Technology was the lifeblood of Lilliput. Technology helped the
inch-tall Lilliputians build their dense, but somehow still sprawling cities.
Technology kept them safe in a world they shared with their 400-foot-tall neighbors
known as Gulliverians. And technology, specifically portal technology, had
allowed the miniscule people of Lilliput to colonize not only the seemingly
vast reaches of their world, but now other worlds as well.
A specialized team of Lilliputian multiverse explorers first
encountered the world of Brobdingnag over 20 years ago. At first no one
believed the team’s tales of a god-like 5-mile-tall race of people who looked
just like them. A race of people who dwarfed even the massive Gulliverians boggled
the mind. And exploration of this daunting world had its challenges – one recon
team, finding themselves stranded on a Brobdingnagian park bench, were
summarily and unceremoniously wiped out when a passing runner sat down to tie her
shoe. But eventually Lilliputian perseverance and ingenuity won out, communication
was established, and now a brisk trade between the two worlds enriched both. In
particular, Lilliputian knowledge workers, advanced in education and cheap to house,
served as the backbone for many a Brob corporation. Thousands of Lilliputians
made the commute each day by portal to Brobdingnag, safe in the knowledge that,
as ever, their advanced technology would protect them.
John was one of those many multiversal commuters. Living in
the bustling, 20 million strong metropolis of Concordia City, he waited his
turn to walk through one of the Central Ave portals to a cushy accounting gig on
the other side. Yet despite having worked there for nearly 5 years now, he had
never actually seen a Brobdingnagian in person. For obvious safety reasons,
Lillies were not allowed to interact directly with their Brobby co-workers, and
were instead housed in a hermetically sealed office space where they interacted
solely via video chat. And from the neck up, Brobbies looked like anyone else.
None of this, however, was on John’s
mind as he waited his turn through the portal. Instead he was looking forward
to the weekend, where a third date with a beautiful girl he’d met via dating
app awaited.
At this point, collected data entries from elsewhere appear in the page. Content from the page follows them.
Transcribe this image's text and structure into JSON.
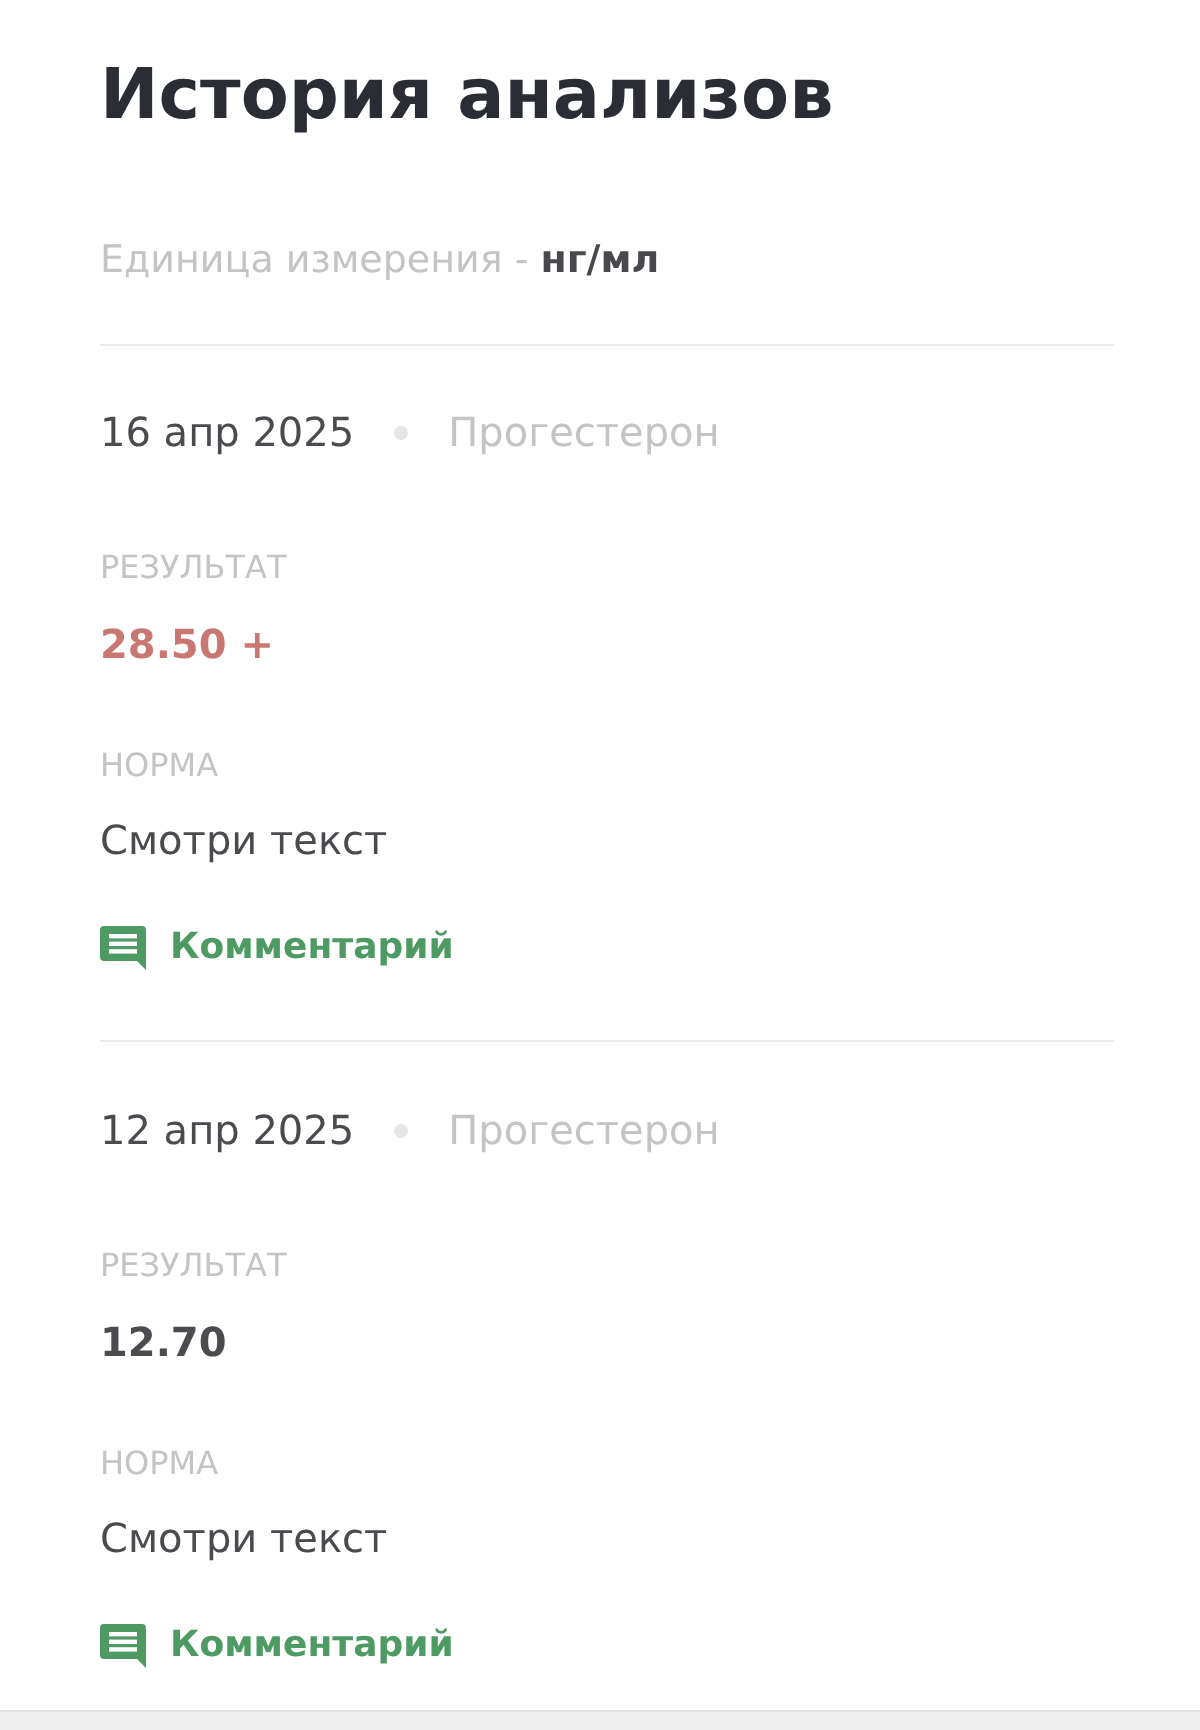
{
  "title": "История анализов",
  "unit": "Единица измерения - **нг/мл**",
  "records": [
    {
      "date": "16 апр 2025",
      "test": "Прогестерон",
      "result_label": "РЕЗУЛЬТАТ",
      "result": "28.50 +",
      "abnormal": true,
      "norm_label": "НОРМА",
      "norm": "Смотри текст",
      "comment": "Комментарий"
    },
    {
      "date": "12 апр 2025",
      "test": "Прогестерон",
      "result_label": "РЕЗУЛЬТАТ",
      "result": "12.70",
      "abnormal": false,
      "norm_label": "НОРМА",
      "norm": "Смотри текст",
      "comment": "Комментарий"
    }
  ]
}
Yes, it was early, but this could really be the one! he thought excitedly.
The line was moving slowly as always,
and just as his daily frustration with the crawl was beginning to mount, a blinding
flash, seemingly emanating from the portal, blinded John and his fellow
commuters, causing many to cry out in surprise. Then, just as suddenly as it
appeared, the flash was gone, leaving John and others to blink away the lingering
after-images. As their vision cleared, confusion took over. Nothing outward had
changed, but the portals, once glowing with their otherworldly green energy
were dark.
Before panic could set in, a calming,
official-sounding female voice on the PA system reassured the crowds that this
was merely a technical glitch – one that would be resolved shortly. It was as
the message began to repeat that the earthquakes started.
At a convenience store on the edge
of Concordia City, Luke pondered not for the first time how much he hated his
job. For sure, it was cheaper living out here in the boonies, and the job was a
steady paycheck, but it was so boring!
Concordia City’s borders were
defined by what everyone referred to as “The Boundary.” A thousand-foot-tall energy
barrier whose spindly generator towers and hazy blue energy bisected the
landscape as you looked towards the desert coast and away from the ocean on the
other side of the city. The Boundary was an eyesore, but a necessary one.
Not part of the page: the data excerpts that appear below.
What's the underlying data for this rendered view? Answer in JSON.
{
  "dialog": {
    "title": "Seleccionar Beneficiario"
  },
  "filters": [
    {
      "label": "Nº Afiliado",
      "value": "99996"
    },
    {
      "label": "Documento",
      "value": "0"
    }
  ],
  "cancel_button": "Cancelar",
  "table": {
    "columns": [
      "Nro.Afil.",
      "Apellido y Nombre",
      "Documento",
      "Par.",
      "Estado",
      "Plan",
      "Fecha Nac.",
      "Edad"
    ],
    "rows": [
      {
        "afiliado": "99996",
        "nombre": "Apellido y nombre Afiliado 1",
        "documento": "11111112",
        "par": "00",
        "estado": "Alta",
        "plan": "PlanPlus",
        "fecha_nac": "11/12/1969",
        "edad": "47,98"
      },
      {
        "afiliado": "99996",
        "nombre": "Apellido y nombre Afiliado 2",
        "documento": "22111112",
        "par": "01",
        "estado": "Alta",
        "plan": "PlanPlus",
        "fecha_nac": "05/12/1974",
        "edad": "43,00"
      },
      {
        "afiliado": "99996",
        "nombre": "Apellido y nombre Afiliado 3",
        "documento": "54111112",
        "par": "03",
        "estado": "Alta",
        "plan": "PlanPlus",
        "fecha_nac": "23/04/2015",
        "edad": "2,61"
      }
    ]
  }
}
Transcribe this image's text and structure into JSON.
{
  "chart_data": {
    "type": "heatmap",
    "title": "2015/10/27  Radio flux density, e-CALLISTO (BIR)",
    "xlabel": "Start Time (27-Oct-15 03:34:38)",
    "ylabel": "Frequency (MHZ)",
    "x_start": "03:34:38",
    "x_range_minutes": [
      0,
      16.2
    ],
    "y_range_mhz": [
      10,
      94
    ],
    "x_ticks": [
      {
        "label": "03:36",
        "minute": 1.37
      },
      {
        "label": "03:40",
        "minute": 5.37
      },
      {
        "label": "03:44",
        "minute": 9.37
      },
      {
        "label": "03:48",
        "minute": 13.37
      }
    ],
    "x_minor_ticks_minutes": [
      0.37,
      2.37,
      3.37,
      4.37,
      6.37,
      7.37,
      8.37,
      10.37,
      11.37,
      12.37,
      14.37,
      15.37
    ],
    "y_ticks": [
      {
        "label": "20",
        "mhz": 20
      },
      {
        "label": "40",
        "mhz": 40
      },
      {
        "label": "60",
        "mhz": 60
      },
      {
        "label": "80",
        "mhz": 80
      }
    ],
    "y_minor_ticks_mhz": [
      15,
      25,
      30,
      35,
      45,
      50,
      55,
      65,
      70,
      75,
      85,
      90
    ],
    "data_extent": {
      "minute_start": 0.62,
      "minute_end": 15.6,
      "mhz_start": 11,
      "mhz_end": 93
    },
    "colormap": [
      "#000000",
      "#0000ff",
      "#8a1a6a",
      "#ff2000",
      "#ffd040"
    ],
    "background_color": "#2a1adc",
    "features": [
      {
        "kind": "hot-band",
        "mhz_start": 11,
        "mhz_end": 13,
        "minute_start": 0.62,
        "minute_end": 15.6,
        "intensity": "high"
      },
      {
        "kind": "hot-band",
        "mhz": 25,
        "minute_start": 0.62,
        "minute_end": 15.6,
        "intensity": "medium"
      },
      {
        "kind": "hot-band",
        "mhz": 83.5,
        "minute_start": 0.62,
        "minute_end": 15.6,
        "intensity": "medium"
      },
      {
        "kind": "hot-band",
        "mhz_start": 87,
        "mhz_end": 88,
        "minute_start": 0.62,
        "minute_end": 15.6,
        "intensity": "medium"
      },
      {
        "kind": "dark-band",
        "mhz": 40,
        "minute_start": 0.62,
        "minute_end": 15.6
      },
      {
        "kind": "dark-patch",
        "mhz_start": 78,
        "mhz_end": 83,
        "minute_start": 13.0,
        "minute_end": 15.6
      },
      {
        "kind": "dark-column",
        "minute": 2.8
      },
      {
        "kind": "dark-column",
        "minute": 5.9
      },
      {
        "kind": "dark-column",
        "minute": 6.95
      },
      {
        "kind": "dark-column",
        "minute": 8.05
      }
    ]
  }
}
Unclimbable, supposedly impenetrable and capable of fully enclosing the city in
a dome of powerful energy, it kept out anything (primarily the ever-dangerous
Gulliverians) that might wish to harm the tiny occupants of Concordia City. And
as the city grew, The Boundary shifted outward into the desert surroundings,
the movement itself a marker of Lilliputian progress.
Yet as one might expect, not many
wished to live directly in the shadow of the Boundary. The low hum of its
energy was incessant, and the dim blue glow was known to disturb inhabitants’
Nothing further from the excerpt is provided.